Understanding Users and Their Environment
As with many problems in software development, this is fundamentally a matter of understanding your users. Understanding the people using your software and the contexts they inhabit is the best way to uncover accidental features.
Investing in shadowing users and understanding their real-world workflows will reveal more insights than you can imagine. If you’re not currently viewing your system through the eyes of a user, then you’re really only guessing at how your system is being used, which is a precarious situation to be in.
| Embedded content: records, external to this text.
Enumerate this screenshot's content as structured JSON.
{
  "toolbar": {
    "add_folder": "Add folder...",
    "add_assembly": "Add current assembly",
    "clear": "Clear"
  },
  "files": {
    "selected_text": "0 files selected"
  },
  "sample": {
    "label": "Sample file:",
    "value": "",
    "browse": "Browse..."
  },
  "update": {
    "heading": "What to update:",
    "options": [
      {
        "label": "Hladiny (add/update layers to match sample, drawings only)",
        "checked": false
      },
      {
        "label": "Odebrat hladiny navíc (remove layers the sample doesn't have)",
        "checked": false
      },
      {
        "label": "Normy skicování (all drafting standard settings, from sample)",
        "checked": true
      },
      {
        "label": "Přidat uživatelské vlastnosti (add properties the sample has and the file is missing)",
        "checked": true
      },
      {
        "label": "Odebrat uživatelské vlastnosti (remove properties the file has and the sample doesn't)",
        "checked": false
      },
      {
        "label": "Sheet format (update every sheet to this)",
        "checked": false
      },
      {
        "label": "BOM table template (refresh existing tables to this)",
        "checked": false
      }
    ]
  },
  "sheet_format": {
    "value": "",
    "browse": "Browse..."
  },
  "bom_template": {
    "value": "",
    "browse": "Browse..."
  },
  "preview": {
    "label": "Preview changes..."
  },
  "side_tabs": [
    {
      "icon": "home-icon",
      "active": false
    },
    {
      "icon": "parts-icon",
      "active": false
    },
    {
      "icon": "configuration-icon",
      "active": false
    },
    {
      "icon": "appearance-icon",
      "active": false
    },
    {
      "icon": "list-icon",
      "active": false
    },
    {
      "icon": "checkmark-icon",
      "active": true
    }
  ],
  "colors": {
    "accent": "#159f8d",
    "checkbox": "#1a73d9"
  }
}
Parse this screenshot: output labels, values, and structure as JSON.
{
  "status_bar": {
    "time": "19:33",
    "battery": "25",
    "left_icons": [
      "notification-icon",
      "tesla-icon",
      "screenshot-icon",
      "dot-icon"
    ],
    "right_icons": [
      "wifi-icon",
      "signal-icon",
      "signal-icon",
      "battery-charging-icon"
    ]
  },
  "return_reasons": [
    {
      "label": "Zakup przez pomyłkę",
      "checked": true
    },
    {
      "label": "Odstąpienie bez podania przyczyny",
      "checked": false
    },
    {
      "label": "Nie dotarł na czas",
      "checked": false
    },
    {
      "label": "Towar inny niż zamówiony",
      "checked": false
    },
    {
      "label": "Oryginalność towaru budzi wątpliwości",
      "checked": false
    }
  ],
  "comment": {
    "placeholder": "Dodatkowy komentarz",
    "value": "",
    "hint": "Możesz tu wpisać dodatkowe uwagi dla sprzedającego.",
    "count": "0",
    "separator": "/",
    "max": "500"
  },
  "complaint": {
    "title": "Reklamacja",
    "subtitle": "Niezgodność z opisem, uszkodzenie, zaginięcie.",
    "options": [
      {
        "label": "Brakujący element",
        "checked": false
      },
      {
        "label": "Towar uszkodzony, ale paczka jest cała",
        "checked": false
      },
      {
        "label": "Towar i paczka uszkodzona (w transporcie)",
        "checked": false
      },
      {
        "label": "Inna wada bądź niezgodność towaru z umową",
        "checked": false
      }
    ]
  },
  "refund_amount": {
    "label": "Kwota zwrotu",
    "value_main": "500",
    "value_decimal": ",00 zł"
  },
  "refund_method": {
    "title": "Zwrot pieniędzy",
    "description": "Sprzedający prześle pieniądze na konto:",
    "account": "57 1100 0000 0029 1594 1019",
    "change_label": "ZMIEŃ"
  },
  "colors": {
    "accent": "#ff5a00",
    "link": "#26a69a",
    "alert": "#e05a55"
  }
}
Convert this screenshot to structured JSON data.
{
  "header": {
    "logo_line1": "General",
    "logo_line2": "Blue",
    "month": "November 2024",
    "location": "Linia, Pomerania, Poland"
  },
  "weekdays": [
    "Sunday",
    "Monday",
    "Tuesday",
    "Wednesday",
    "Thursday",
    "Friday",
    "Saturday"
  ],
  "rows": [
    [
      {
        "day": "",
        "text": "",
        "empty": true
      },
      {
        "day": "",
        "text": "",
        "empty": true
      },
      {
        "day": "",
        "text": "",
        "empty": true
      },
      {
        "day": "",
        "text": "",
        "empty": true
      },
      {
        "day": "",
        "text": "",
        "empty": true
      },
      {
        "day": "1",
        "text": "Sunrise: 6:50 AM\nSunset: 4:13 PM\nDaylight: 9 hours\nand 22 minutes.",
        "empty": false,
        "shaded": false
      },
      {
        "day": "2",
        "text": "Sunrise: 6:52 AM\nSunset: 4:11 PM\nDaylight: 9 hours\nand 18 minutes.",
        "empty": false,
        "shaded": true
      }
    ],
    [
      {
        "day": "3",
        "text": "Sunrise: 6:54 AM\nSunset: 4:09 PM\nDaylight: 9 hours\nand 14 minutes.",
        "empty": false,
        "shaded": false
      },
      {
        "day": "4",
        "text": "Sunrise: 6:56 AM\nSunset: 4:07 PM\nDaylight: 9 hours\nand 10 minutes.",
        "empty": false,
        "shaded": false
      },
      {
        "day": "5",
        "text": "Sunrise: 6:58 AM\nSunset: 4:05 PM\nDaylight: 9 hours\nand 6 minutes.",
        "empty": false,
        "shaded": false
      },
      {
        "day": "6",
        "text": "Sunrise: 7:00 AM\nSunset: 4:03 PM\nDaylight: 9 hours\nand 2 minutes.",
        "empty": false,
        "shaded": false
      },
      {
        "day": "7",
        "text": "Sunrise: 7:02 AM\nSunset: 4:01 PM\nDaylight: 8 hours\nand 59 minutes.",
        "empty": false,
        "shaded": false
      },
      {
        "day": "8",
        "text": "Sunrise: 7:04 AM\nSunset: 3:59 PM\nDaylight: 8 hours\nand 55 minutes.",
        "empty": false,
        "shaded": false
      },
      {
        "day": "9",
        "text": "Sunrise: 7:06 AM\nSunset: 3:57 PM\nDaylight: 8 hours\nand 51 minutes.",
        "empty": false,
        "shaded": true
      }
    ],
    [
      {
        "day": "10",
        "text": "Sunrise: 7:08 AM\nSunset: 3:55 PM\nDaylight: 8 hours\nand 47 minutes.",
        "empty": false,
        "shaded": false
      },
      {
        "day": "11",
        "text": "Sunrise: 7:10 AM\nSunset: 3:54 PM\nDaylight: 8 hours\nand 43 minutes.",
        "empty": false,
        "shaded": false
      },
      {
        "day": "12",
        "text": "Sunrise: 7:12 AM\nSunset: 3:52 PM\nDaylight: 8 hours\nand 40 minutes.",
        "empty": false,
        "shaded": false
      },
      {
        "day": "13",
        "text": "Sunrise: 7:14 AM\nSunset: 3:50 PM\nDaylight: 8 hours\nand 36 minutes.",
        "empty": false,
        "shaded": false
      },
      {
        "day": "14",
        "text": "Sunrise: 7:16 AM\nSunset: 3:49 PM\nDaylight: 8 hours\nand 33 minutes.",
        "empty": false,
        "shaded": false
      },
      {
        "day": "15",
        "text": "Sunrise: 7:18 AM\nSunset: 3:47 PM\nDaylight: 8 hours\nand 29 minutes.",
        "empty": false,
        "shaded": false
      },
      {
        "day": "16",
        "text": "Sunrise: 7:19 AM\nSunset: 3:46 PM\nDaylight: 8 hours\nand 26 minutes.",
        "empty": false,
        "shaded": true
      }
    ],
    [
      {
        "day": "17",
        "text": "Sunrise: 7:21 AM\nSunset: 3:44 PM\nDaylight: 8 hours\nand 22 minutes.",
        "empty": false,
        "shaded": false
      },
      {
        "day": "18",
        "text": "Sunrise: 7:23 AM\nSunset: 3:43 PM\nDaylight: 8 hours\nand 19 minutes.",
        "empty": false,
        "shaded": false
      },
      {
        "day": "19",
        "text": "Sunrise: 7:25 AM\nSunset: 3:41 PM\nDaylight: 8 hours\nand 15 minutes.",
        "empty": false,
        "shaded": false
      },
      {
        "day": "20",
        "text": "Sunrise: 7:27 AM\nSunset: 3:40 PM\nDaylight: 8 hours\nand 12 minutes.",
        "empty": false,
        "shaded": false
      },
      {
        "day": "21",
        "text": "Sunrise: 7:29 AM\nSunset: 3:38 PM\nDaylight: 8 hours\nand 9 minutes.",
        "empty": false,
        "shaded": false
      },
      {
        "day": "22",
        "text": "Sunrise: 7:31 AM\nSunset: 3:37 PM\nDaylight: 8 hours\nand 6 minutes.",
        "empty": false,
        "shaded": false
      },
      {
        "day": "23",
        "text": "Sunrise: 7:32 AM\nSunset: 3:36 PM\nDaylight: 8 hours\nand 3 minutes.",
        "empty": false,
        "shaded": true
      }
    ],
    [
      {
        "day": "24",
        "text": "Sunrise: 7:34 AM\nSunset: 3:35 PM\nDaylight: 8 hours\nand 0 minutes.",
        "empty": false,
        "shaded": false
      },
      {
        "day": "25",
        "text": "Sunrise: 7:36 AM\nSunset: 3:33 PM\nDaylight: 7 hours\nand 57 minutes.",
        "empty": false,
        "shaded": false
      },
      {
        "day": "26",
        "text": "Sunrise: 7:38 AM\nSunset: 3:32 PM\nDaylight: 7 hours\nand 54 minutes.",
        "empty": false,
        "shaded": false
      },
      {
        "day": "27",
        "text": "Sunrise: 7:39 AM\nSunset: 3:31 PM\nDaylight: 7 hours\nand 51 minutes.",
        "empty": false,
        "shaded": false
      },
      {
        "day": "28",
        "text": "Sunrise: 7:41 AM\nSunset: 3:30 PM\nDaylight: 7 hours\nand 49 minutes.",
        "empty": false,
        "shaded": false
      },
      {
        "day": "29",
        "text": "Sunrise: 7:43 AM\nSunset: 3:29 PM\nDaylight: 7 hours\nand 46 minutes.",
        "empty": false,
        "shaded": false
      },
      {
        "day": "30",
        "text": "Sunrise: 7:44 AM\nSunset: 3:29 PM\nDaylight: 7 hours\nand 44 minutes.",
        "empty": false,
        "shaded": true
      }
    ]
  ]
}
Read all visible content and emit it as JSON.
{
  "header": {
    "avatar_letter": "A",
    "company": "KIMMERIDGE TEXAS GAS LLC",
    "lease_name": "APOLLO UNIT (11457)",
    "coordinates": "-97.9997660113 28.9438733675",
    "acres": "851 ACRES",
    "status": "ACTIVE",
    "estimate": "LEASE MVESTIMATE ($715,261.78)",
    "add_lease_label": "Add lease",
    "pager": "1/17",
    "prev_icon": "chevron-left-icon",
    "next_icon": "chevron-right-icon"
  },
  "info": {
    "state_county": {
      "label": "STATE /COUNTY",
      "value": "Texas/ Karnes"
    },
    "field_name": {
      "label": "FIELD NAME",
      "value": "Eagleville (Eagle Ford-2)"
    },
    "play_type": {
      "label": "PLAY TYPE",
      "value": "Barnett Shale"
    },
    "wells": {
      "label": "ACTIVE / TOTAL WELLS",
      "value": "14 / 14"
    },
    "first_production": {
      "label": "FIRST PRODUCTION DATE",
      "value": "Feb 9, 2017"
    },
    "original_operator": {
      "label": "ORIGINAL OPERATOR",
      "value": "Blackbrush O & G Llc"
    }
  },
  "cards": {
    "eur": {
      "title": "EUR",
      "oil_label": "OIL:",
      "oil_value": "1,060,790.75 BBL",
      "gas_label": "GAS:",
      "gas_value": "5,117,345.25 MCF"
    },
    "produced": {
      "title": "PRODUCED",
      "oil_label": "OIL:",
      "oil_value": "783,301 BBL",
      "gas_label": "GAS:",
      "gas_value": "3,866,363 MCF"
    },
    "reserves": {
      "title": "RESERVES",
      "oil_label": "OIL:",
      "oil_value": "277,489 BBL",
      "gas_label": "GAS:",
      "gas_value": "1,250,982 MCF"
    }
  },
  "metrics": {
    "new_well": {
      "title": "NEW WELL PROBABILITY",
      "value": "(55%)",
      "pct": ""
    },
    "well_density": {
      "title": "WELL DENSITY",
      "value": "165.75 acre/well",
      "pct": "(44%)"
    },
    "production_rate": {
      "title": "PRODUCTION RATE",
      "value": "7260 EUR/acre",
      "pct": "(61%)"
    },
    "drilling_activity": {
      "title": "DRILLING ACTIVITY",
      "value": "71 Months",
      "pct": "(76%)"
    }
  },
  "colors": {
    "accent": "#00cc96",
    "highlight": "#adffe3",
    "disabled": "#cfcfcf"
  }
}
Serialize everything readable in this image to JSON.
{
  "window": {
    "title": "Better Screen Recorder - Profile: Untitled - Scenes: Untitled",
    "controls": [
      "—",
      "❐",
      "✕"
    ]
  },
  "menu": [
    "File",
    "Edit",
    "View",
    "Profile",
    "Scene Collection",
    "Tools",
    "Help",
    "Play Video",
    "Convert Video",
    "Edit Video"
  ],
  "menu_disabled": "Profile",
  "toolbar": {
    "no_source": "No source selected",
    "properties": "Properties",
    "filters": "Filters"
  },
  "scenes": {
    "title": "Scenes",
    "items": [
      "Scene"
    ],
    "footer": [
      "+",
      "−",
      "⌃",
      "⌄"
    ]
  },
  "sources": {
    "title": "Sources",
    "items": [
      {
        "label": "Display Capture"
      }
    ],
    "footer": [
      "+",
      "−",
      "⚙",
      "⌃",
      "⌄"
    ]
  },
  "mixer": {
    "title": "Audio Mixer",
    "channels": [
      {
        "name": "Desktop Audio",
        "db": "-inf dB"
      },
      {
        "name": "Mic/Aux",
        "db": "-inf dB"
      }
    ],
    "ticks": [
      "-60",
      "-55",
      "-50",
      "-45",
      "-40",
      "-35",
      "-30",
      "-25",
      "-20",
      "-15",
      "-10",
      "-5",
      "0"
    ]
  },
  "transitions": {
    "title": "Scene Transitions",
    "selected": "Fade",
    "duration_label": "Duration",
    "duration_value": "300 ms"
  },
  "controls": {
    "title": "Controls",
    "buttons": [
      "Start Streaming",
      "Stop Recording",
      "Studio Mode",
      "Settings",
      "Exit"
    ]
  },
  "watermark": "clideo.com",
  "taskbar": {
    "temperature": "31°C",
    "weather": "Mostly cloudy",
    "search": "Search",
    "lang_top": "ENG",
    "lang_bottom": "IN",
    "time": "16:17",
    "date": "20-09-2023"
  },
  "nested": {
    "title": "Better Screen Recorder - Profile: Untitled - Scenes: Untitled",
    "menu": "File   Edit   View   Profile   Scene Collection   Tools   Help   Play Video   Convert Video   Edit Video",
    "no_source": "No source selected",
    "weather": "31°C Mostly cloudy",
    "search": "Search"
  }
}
Think back to the traffic lights. They understood the technical aspects of the problem at hand, but what they were unable to see was an important aspect of how the incandescent bulb operated within the context of the real world. Having a meaningful understanding of the problem is necessary, but it is insufficient to understand how a system operates in the wild.
Deep thinking and empathy are important, but nothing can replace seeing a complex system being used in the real world. Quality engineering and robust test processes are important, but nothing can replace getting feedback from real users.
Accidental features and emergent behavior will always exist in a system, but the earlier they can be identified, the sooner they can be incorporated into the design. Incorporating them intentionally into the design means you’re providing your users with an experience that can be confidently iterated on without breaking their important workflows. And since no product is ever done, this is a goal we can all get behind.